People of all ages, with hearing ranging from “perfect” to deaf, may all experience tinnitus. Even though people with hearing loss may or may not have tinnitus, tinnitus is more prevalent in individuals with some degree of hearing loss. It is estimated, that 1 in 10 Americans have tinnitus, 8-12 million Americans express concern about it, and about 2 million are debilitated by tinnitus. It is not unusual for people who suffer because of tinnitus and need help due to hearing loss, experience decreased sound tolerance as well, a problem which requires attention. Decrease sound tolerance is present when a subject exhibits negative reactions (e.g., discomfort, annoyance, pain) as a result of exposure to sound that would not evoke the same reactions in the average listener
It is difficult to identify the exact cause of tinnitus in many patients, but the most common causes include noise exposure, head and neck trauma, and side effects of ototoxic medications. Occasionally, it may be due to wax accumulation, a simple problem to correct. Additionally, tinnitus can be a symptom of various medical disorders; thus, when the medical problem is properly addressed, the tinnitus may resolve. Therefore, it is important to consider a visit with an otolaryngologist (ENT doctor) to exclude medically treatable disorders.

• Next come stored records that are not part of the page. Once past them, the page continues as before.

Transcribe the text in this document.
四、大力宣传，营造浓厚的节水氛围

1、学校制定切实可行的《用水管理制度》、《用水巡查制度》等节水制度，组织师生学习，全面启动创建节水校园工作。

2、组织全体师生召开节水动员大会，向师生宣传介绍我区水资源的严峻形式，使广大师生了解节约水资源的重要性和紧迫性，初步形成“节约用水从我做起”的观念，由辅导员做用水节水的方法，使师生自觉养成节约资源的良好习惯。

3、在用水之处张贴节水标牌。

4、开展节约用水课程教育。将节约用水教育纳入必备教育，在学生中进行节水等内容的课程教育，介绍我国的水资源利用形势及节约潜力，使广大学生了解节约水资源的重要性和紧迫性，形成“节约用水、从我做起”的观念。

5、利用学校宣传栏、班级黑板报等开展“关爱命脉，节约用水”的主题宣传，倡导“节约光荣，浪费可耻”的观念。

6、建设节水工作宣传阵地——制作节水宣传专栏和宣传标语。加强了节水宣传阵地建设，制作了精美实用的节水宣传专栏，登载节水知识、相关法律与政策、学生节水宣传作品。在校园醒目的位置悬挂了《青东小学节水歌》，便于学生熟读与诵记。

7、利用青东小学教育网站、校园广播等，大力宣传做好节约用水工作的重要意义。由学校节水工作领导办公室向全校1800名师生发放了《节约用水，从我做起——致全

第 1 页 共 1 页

Epidemiological studies have shown that 85% of individuals who experience tinnitus are not bothered by it and find it to be a non intrusive experience. The type and loudness of the sound is very similar in both people who are not bothered by tinnitus and those who suffer because of it. So the obvious question is what is a difference between these people? Why are some people annoyed and distressed by tinnitus, have problems sleeping and concentrating, suffer from anxiety, and, thus, seek help for their tinnitus. To understand the answer to this question, it is important to note, that the problems described by people affected negatively by tinnitus are not strictly related to the tinnitus sound, but rather both to emotional response and the response of the autonomic nervous systems (manifested as annoyance, frustration, distress, anxiety, depression, problems with concentration or sleep) induced by tinnitus.

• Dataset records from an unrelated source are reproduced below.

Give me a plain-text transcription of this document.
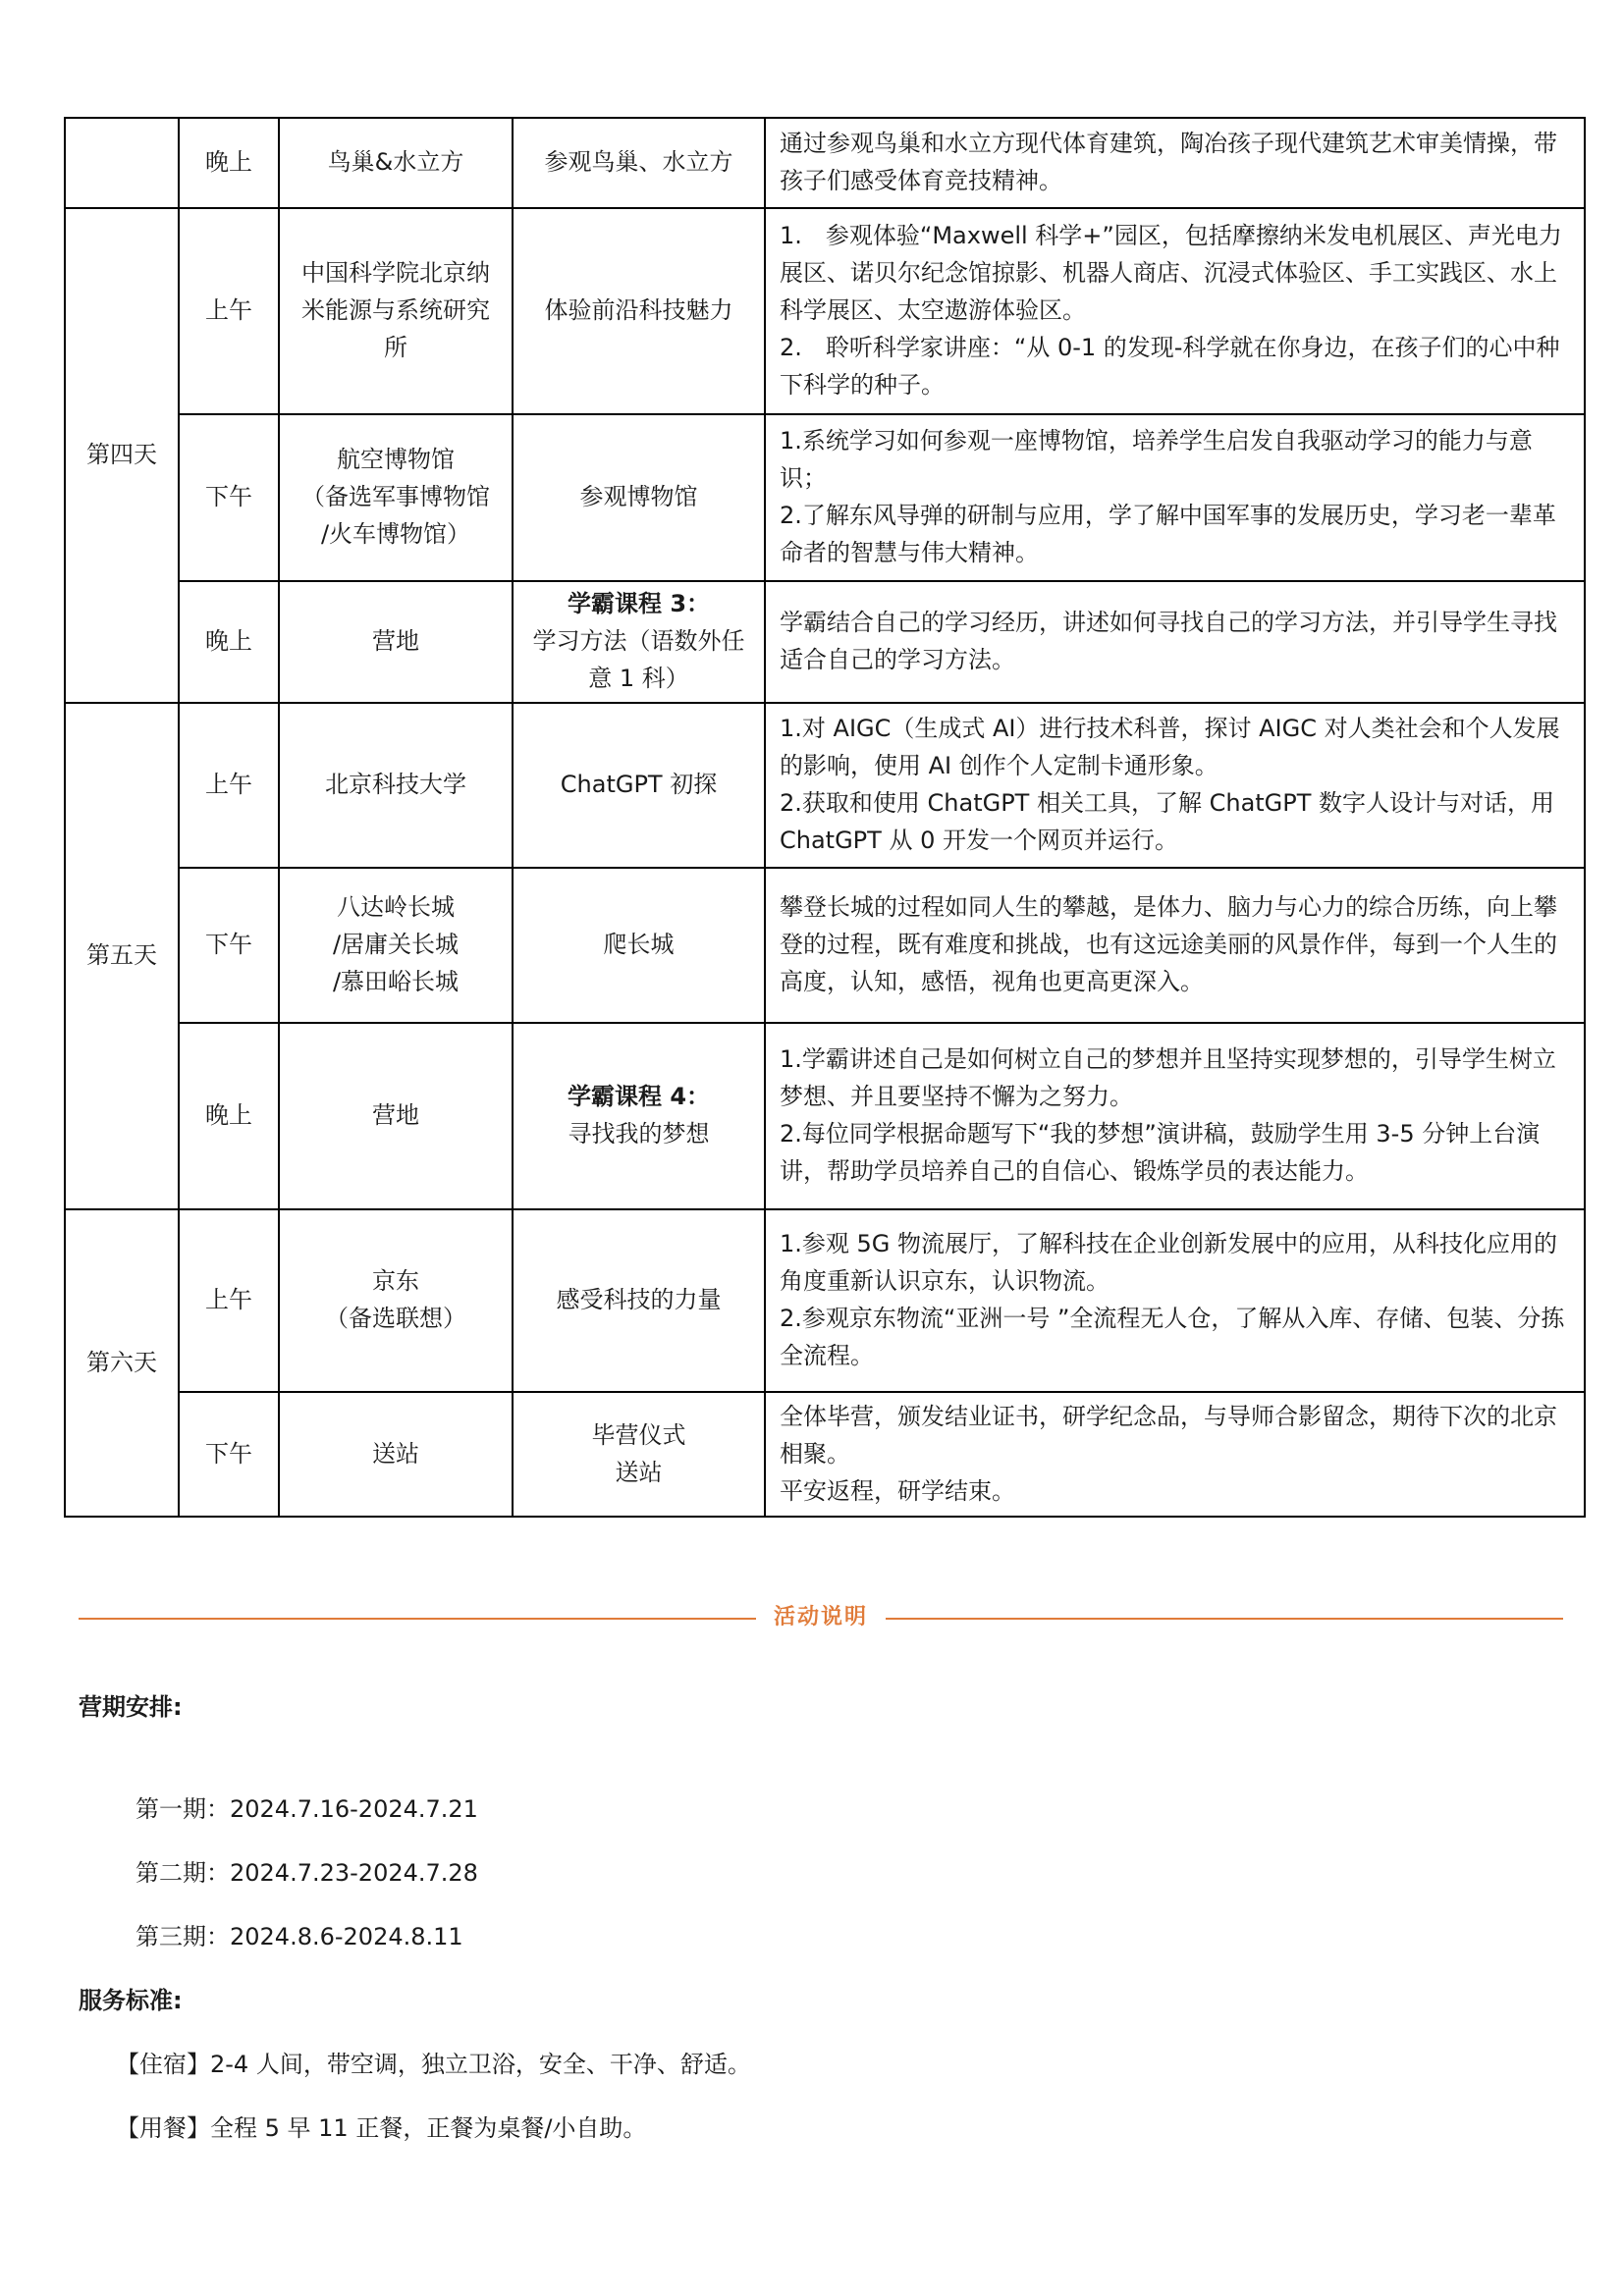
	晚上	鸟巢&水立方	参观鸟巢、水立方	通过参观鸟巢和水立方现代体育建筑，陶冶孩子现代建筑艺术审美情操，带孩子们感受体育竞技精神。

第四天	上午	中国科学院北京纳
米能源与系统研究
所	体验前沿科技魅力	1.　参观体验“Maxwell 科学+”园区，包括摩擦纳米发电机展区、声光电力展区、诺贝尔纪念馆掠影、机器人商店、沉浸式体验区、手工实践区、水上科学展区、太空遨游体验区。
2.　聆听科学家讲座：“从 0-1 的发现-科学就在你身边，在孩子们的心中种下科学的种子。

	下午	航空博物馆
（备选军事博物馆
/火车博物馆）	参观博物馆	1.系统学习如何参观一座博物馆，培养学生启发自我驱动学习的能力与意识；
2.了解东风导弹的研制与应用，学了解中国军事的发展历史，学习老一辈革命者的智慧与伟大精神。

	晚上	营地	学霸课程 3：
学习方法（语数外任
意 1 科）	学霸结合自己的学习经历，讲述如何寻找自己的学习方法，并引导学生寻找适合自己的学习方法。

第五天	上午	北京科技大学	ChatGPT 初探	1.对 AIGC（生成式 AI）进行技术科普，探讨 AIGC 对人类社会和个人发展的影响，使用 AI 创作个人定制卡通形象。
2.获取和使用 ChatGPT 相关工具，了解 ChatGPT 数字人设计与对话，用 ChatGPT 从 0 开发一个网页并运行。

	下午	八达岭长城
/居庸关长城
/慕田峪长城	爬长城	攀登长城的过程如同人生的攀越，是体力、脑力与心力的综合历练，向上攀登的过程，既有难度和挑战，也有这远途美丽的风景作伴，每到一个人生的高度，认知，感悟，视角也更高更深入。

	晚上	营地	学霸课程 4：
寻找我的梦想	1.学霸讲述自己是如何树立自己的梦想并且坚持实现梦想的，引导学生树立梦想、并且要坚持不懈为之努力。
2.每位同学根据命题写下“我的梦想”演讲稿，鼓励学生用 3-5 分钟上台演讲，帮助学员培养自己的自信心、锻炼学员的表达能力。

第六天	上午	京东
（备选联想）	感受科技的力量	1.参观 5G 物流展厅，了解科技在企业创新发展中的应用，从科技化应用的角度重新认识京东，认识物流。
2.参观京东物流“亚洲一号 ”全流程无人仓，了解从入库、存储、包装、分拣全流程。

	下午	送站	毕营仪式
送站	全体毕营，颁发结业证书，研学纪念品，与导师合影留念，期待下次的北京相聚。
平安返程，研学结束。
活动说明
营期安排:
第一期：2024.7.16-2024.7.21
第二期：2024.7.23-2024.7.28
第三期：2024.8.6-2024.8.11
服务标准:
【住宿】2-4 人间，带空调，独立卫浴，安全、干净、舒适。
【用餐】全程 5 早 11 正餐，正餐为桌餐/小自助。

The difference between people who do not have a problem with tinnitus and those who suffer from it depends on whether they initially created positive, neutral, or negative associations with tinnitus when they noticed it for the first time. For example there is a region in rural India where people believe that tinnitus is the voice of god talking directly to them. Consequently, people with tinnitus feel very special and blessed and, consequently, they do not have any problems with tinnitus. In fact, they feel privileged to have tinnitus! Another example is from my own family.

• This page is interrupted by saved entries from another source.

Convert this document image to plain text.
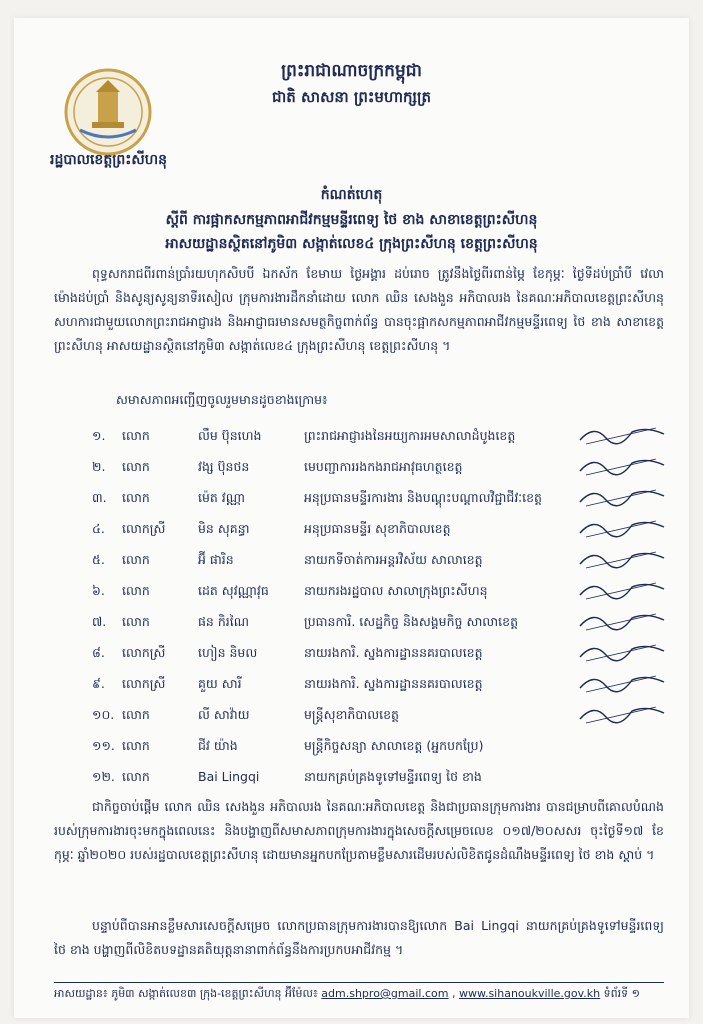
ព្រះរាជាណាចក្រកម្ពុជា
ជាតិ សាសនា ព្រះមហាក្សត្រ
រដ្ឋបាលខេត្តព្រះសីហនុ
កំណត់ហេតុ
ស្តីពី ការផ្អាកសកម្មភាពអាជីវកម្មមន្ទីរពេទ្យ ថៃ ខាង សាខាខេត្តព្រះសីហនុ
អាសយដ្ឋានស្ថិតនៅភូមិ៣ សង្កាត់លេខ៤ ក្រុងព្រះសីហនុ ខេត្តព្រះសីហនុ
ពុទ្ធសករាជពីរពាន់ប្រាំរយហុកសិបបី ឯកស័ក ខែមាឃ ថ្ងៃអង្គារ ដប់រោច ត្រូវនឹងថ្ងៃពីរពាន់ម្ភៃ ខែកុម្ភៈ ថ្ងៃទីដប់ប្រាំបី វេលាម៉ោងដប់ប្រាំ និងសូន្យសូន្យនាទីរសៀល ក្រុមការងារដឹកនាំដោយ លោក ឈិន សេងងួន អភិបាលរង នៃគណៈអភិបាលខេត្តព្រះសីហនុ សហការជាមួយលោកព្រះរាជអាជ្ញារង និងអាជ្ញាធរមានសមត្ថកិច្ចពាក់ព័ន្ធ បានចុះផ្អាកសកម្មភាពអាជីវកម្មមន្ទីរពេទ្យ ថៃ ខាង សាខាខេត្តព្រះសីហនុ អាសយដ្ឋានស្ថិតនៅភូមិ៣ សង្កាត់លេខ៤ ក្រុងព្រះសីហនុ ខេត្តព្រះសីហនុ ។
សមាសភាពអញ្ជើញចូលរួមមានដូចខាងក្រោម៖
១.	លោក	លឹម ប៊ុនហេង	ព្រះរាជអាជ្ញារងនៃអយ្យការអមសាលាដំបូងខេត្ត
២.	លោក	វង្ស ប៊ុនថន	មេបញ្ជាការរងកងរាជអាវុធហត្ថខេត្ត
៣.	លោក	ម៉េត វណ្ណា	អនុប្រធានមន្ទីរការងារ និងបណ្តុះបណ្តាលវិជ្ជាជីវៈខេត្ត
៤.	លោកស្រី	មិន សុគន្ធា	អនុប្រធានមន្ទីរ សុខាភិបាលខេត្ត
៥.	លោក	អ៊ី ផារិន	នាយកទីចាត់ការអន្តរវិស័យ សាលាខេត្ត
៦.	លោក	ដេត សុវណ្ណាវុធ	នាយករងរដ្ឋបាល សាលាក្រុងព្រះសីហនុ
៧.	លោក	ផន កិរណៃ	ប្រធានការិ. សេដ្ឋកិច្ច និងសង្គមកិច្ច សាលាខេត្ត
៨.	លោកស្រី	ហៀន និមល	នាយរងការិ. ស្នងការដ្ឋាននគរបាលខេត្ត
៩.	លោកស្រី	គួយ សារី	នាយរងការិ. ស្នងការដ្ឋាននគរបាលខេត្ត
១០. លោក	លី សាវ៉ាយ	មន្ត្រីសុខាភិបាលខេត្ត
១១. លោក	ជីវ យ៉ាង	មន្ត្រីកិច្ចសន្យា សាលាខេត្ត (អ្នកបកប្រែ)
១២. លោក	Bai Lingqi	នាយកគ្រប់គ្រងទូទៅមន្ទីរពេទ្យ ថៃ ខាង
ជាកិច្ចចាប់ផ្តើម លោក ឈិន សេងងួន អភិបាលរង នៃគណៈអភិបាលខេត្ត និងជាប្រធានក្រុមការងារ បានជម្រាបពីគោលបំណងរបស់ក្រុមការងារចុះមកក្នុងពេលនេះ និងបង្ហាញពីសមាសភាពក្រុមការងារក្នុងសេចក្តីសម្រេចលេខ ០១៧/២០សសរ ចុះថ្ងៃទី១៧ ខែកុម្ភៈ ឆ្នាំ២០២០ របស់រដ្ឋបាលខេត្តព្រះសីហនុ ដោយមានអ្នកបកប្រែតាមខ្លឹមសារដើមរបស់លិខិតជូនដំណឹងមន្ទីរពេទ្យ ថៃ ខាង ស្តាប់ ។
បន្ទាប់ពីបានអានខ្លឹមសារសេចក្តីសម្រេច លោកប្រធានក្រុមការងារបានឱ្យលោក Bai Lingqi នាយកគ្រប់គ្រងទូទៅមន្ទីរពេទ្យ ថៃ ខាង បង្ហាញពីលិខិតបទដ្ឋានគតិយុត្តនានាពាក់ព័ន្ធនឹងការប្រកបអាជីវកម្ម ។
អាសយដ្ឋាន៖ ភូមិ៣ សង្កាត់លេខ៣ ក្រុង-ខេត្តព្រះសីហនុ អ៊ីម៉ែល៖ adm.shpro@gmail.com , www.sihanoukville.gov.kh ទំព័រទី ១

Many years ago, when I started treating tinnitus patients, I became aware that my father had tinnitus. Sometimes, even as snow fell outside the window, he would say “Wow, my cicadas are very loud today”. So I asked him “Would you like me to help you with it?” With a surprised smile on his face, he asked “Why? I love my cicadas, I listen to them when I cannot sleep at night and the sound helps me fall asleep.” At first this did not make sense to me. For years, I had heard complaints from so many people who suffered from tinnitus about the “noise of the cicadas” which destroy their lives! My father then explained to me why, not only did he not have a problem with hearing the cicadas, but he actually liked his cicadas! He described to me vacations on the border of Adriatic Sea and camping in an olive orchard when he was young. There he heard a choir of cicadas for the very first time. He said “I was so relaxed and happy. It was one of the best times in my life, so now tinnitus brings back this happy memory to me.”